When my right hon. Friend considers how much money to spend on investment in roads, will he consider the advantageous effect of a significant investment in local rolling stock on the railways in my constituency? Does he acknowledge that investment in the new Cotswold turbos between Worcester and London has led to a 26 per cent. improvement in revenue in the past two months on my local rail service, and will he bear that strongly in mind when considering the relative merits of road and rail investment?

Mr. MacGregor

My hon. Friend is quite right and I am aware of all of that. However, when considering the problems on the M25 that we discussed earlier, one must realise that whatever one does on the railway system will not substantially reduce the increased amount of traffic likely to flow on that road.
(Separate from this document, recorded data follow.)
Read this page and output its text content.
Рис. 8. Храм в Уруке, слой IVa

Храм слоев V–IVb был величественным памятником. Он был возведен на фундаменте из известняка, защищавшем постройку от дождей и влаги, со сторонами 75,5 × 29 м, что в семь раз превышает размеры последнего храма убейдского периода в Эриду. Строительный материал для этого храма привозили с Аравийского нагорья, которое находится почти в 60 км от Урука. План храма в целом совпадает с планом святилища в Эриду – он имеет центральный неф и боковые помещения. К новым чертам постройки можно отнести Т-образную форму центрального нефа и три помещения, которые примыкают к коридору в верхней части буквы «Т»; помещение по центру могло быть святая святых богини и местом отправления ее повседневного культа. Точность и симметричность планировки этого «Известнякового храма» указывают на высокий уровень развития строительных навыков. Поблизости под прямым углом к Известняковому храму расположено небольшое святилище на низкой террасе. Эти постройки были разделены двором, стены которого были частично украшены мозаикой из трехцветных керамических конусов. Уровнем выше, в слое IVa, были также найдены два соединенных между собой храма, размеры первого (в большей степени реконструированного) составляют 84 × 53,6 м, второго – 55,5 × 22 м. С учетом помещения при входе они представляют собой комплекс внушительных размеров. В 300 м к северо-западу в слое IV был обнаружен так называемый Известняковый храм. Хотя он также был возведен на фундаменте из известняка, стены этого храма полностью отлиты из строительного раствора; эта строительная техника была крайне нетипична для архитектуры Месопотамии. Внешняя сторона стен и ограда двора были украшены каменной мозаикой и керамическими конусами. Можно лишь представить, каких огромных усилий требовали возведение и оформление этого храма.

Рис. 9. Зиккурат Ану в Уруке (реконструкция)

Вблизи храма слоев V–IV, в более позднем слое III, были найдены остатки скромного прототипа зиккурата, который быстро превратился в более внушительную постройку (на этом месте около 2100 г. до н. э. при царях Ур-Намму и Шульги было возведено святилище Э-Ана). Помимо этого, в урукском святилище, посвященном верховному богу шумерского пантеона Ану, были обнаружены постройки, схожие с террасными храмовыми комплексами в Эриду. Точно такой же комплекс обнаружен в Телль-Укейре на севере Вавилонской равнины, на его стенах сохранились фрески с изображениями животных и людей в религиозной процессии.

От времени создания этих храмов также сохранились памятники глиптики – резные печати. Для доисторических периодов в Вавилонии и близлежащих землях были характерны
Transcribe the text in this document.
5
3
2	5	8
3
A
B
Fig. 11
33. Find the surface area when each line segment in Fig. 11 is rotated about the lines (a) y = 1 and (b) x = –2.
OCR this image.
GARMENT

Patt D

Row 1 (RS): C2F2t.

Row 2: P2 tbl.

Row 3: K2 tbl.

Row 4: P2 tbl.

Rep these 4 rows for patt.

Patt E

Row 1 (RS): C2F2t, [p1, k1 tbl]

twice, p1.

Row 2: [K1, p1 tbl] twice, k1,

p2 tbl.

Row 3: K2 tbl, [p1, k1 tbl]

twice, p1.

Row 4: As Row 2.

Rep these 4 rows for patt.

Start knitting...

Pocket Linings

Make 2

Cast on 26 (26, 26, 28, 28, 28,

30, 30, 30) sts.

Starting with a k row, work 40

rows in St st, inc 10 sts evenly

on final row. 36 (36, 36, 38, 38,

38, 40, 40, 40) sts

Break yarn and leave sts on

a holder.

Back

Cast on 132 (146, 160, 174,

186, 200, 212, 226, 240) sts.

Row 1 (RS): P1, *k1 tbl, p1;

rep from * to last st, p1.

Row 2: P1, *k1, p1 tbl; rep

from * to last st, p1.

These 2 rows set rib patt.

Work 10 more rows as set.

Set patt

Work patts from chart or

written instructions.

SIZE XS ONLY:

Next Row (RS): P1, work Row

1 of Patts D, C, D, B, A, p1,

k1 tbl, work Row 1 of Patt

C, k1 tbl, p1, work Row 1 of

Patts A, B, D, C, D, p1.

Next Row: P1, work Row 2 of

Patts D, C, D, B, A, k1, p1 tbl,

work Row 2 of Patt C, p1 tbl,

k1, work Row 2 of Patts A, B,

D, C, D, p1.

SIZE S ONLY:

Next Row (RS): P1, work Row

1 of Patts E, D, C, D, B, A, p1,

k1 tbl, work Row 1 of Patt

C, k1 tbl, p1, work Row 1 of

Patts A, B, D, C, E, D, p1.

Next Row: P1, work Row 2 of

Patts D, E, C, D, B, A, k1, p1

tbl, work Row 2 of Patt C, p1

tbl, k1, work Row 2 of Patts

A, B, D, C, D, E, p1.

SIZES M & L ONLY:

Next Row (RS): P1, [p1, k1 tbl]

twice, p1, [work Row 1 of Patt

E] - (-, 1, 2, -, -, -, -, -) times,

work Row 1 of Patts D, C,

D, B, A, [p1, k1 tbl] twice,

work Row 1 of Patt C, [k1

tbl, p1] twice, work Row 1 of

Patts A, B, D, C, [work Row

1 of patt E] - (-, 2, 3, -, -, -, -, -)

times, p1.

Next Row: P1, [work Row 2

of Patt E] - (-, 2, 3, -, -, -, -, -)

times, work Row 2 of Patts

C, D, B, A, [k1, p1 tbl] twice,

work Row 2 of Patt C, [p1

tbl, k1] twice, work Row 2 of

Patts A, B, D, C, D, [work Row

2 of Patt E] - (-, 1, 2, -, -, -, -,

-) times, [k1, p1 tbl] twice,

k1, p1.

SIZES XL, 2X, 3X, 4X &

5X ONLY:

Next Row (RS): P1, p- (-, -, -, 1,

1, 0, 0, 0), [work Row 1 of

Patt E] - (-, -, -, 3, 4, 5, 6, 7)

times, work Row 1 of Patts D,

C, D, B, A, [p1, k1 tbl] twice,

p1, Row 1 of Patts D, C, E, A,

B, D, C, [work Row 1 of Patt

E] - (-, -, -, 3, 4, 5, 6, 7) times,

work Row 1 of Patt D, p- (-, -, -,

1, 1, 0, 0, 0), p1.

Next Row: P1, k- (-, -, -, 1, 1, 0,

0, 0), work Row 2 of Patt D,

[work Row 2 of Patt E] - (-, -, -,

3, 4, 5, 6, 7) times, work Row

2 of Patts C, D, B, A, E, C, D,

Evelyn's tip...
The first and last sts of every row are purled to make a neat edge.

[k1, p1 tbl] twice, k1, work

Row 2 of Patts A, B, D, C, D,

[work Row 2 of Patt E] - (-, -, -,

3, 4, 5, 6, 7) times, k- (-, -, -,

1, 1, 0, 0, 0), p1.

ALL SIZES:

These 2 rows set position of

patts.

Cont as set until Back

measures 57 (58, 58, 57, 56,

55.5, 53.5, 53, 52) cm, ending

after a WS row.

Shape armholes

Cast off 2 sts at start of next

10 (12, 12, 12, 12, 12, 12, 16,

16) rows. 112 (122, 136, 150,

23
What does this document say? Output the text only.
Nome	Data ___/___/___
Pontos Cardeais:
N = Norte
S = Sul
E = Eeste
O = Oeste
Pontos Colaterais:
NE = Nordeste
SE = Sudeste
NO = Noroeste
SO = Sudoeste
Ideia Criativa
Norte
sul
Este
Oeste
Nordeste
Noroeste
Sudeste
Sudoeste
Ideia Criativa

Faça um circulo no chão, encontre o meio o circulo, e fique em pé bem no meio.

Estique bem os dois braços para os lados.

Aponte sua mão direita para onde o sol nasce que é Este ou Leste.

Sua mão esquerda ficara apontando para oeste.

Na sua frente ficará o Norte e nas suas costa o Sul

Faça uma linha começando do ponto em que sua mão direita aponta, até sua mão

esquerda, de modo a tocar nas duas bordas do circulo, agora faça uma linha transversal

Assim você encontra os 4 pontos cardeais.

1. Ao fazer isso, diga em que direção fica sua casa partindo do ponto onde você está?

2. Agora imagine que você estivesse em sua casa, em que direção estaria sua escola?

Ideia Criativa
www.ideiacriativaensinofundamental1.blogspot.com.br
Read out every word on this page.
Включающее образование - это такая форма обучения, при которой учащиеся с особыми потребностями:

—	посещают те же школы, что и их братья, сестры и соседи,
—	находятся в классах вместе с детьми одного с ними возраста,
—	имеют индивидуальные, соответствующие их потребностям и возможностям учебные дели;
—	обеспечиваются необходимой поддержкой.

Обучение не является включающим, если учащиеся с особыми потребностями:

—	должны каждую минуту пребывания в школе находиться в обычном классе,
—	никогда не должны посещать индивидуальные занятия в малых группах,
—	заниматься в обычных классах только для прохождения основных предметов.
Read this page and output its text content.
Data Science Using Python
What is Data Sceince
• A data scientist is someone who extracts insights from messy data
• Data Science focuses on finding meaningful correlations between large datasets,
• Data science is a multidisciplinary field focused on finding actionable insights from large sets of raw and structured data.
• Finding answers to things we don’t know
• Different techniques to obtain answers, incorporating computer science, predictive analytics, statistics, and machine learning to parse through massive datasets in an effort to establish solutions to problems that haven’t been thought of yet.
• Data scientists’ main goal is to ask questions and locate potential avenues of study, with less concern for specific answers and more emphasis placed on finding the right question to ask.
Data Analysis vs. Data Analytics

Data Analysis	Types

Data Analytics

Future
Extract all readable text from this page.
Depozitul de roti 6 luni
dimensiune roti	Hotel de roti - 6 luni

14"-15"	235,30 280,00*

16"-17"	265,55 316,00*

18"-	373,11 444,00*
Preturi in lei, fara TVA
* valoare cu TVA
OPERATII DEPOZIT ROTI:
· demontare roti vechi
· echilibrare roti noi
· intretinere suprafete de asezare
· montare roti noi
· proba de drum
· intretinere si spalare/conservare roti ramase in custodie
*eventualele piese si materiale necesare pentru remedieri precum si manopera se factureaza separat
My hon. Friend mentions an important point, which enables me to emphasise yet again, particularly to those who argue that the Department of Transport is mainly concerned about roads, that 56 per cent. of the Department's spending is on roads, compared with 44 per cent. on public transport. Given that nine tenths of traffic goes by road, that shows that, if anything, we in the Department of Transport are skewing—relatively speaking—public expenditure favourably towards public transport.

Mr. Prescott

Does the Secretary of State accept that his Department's estimates mean that growth in use of the private motor vehicle will need a road to accommodate demand equivalent to a 275-lane motorway from London to Glasgow? Is not his proposal to increase the M25 to 14 lanes the down payment on that crazy policy? Will he conduct a fundamental review of the road programme that will encourage people to transfer to public rather than private transport, as the only way of dealing with congestion and environmental problems? I assure him that we will vigorously oppose his plans for the M25 through the summer and beyond.

Mr. MacGregor

The hon. Gentleman is free to put his points to the public inquiry that I have set up, but I have thoroughly considered the arguments and believe that there will continue to be a need for a substantial road building programme such as we envisage. I notice that the Opposition Front-Bench Members have decided on a wholesale review of the road building programme and the scrapping of some major projects. They fail to appreciate that the road programme is a vital part of our overall transport strategy. I believe that to halt our present plans is to ignore the needs of industry, to ignore the right of every person to choose how to make a journey and to ignore the fact that, as living standards improve, there will inevitably be growth in road traffic. I also remind the hon. Gentleman that, as I said earlier, 44 per cent. of our current spending is on public transport.